Entre abril y julio de 1994, Ruanda, una excolonia belga, se precipitó en un baño de sangre y de machetes. En apenas cien días, 800.000 personas, la mayoría de etnia tutsi, fueron asesinadas por el régimen dictatorial hutu, armado y asesorado por el Estado francés. Ahora, veinte años después, la justicia francesa va a juzgar a Pascal Simbikangwa, exjefe de los servicios secretos hutus, por complicidad en genocidio y crímenes contra la humanidad. La vista, que se ha abierto este martes en París, analiza una de las páginas más negras de la historia francesa y africana.
Simbikangwa, de 54 años, es según la acusación particular “un reputado torturador”, aunque se quedó parapléjico por un accidente de coche sufrido en 1986. El acusado comparece ante tres jueces y seis jurados franceses porque París se negó a extraditarlo a Kigali tras detenerlo en 2008 en Mayotte, una provincia gala del Océano Índico, por tráfico de documentos falsos. Ruanda lo acusó de genocidio y reclamó su derecho a juzgarlo, pero París impuso su criterio y decidió procesarlo en casa, a 6.000 kilómetros de donde se cometieron los crímenes.
Según la fiscalía de la Sala para los Crímenes de Guerra, que funciona desde 2012, Pascal Simbikangwa distribuyó armas a los milicianos hutus y supervisó los controles fronterizos donde los rebeldes tutsis del Frente Patriótico Ruandés (FPR) que trataban de derrocar al Gobierno hutu eran interceptados y asesinados con machetes y mazas. Tras el genocidio, los responsables de las matanzas huyeron a Zaire (hoy República Democrática del Congo) junto a millones de civiles, mientras los rebeldes tutsis se hacían finalmente con el poder.
El juicio se anuncia desigual y la impresión es que Simbikangwa, tiene escasas posibilidades de salir absuelto. Las cinco ONGs que se personan como parte civil y el abogado de oficio del acusado coinciden en subrayar que es muy difícil y costoso hacer llegar a los testigos necesarios desde Ruanda. El defensor, Fabrice Epstein, ha puesto en duda la credibilidad de los testigos de la acusación y sostiene que la fiscalía cuenta con el apoyo de Kigali y con recursos económicos que su defendido, “que se encuentra totalmente aislado en Francia”, no tiene. La fiscalía admite que no conoce los nombres de las víctimas directas del imputado, porque “cuando hay cientos de víctimas, la víctima individual desaparece”.
Los gendarmes de la Sala de Crímenes de Guerra han realizado varias comisiones rogatorias en Ruanda y han trazado el perfil del acusado: inteligente, meticuloso, impulsivo y traumatizado por el accidente de coche, Simbikangwa comenzó su carrera en la gendarmería ruandesa y luego se alistó en los gorros rojos, la sangrienta guardia presidencial, antes de convertirse en uno de los jefes de los servicios secretos hutus y en miembro del clan Akazu, el restringido círculo de personalidades ligadas al presidente Juvénal Habyarimana.

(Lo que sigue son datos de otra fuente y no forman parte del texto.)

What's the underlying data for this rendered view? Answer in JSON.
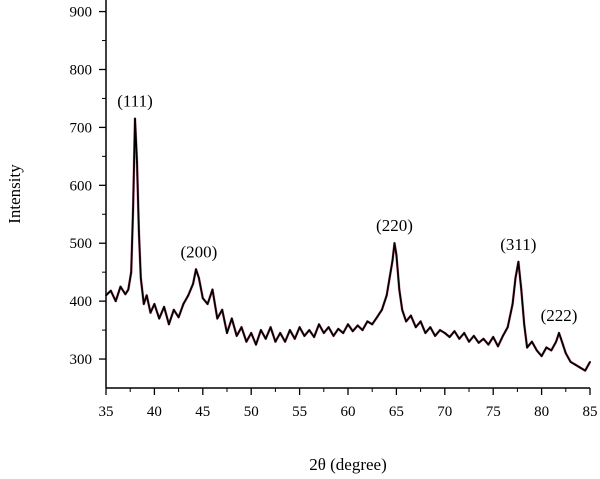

El juicio es además un espejo de las tensas relaciones que mantienen Francia y Ruanda. Durante 20 años, París ha sido acusada por Kigali de conceder un exilio dorado a los autores del genocidio, y el presidente tutsi Paul Kagame ha acusado a París de ser cómplice de las matanzas y de favorecer la huida a Zaire de los criminales al montar la operación militar-humanitaria Turquesa. Francia lo niega.
En 2006, Ruanda rompió las relaciones diplomáticas cuando París acusó a Kagame y otros mandatarios de estar detrás del atentado mortal contra el avión del presidente Habyamirana que desencadenó el genocidio. En 2008, Kigali acusó a Francia de estar implicada en las matanzas y emitió una orden de arresto contra el exministro de Exteriores Alain Juppé y otros políticos galos. Las relaciones se reanudaron en 2010, tras un viaje de Nicolas Sarkozy en el que este reconoció “graves errores de apreciación” y “una cierta forma de ceguera” sin presentar las excusas que Kigali esperaba. Y la desconfianza mutua sigue reinando, aunque el juicio al torturador parapléjico podría cambiar las cosas.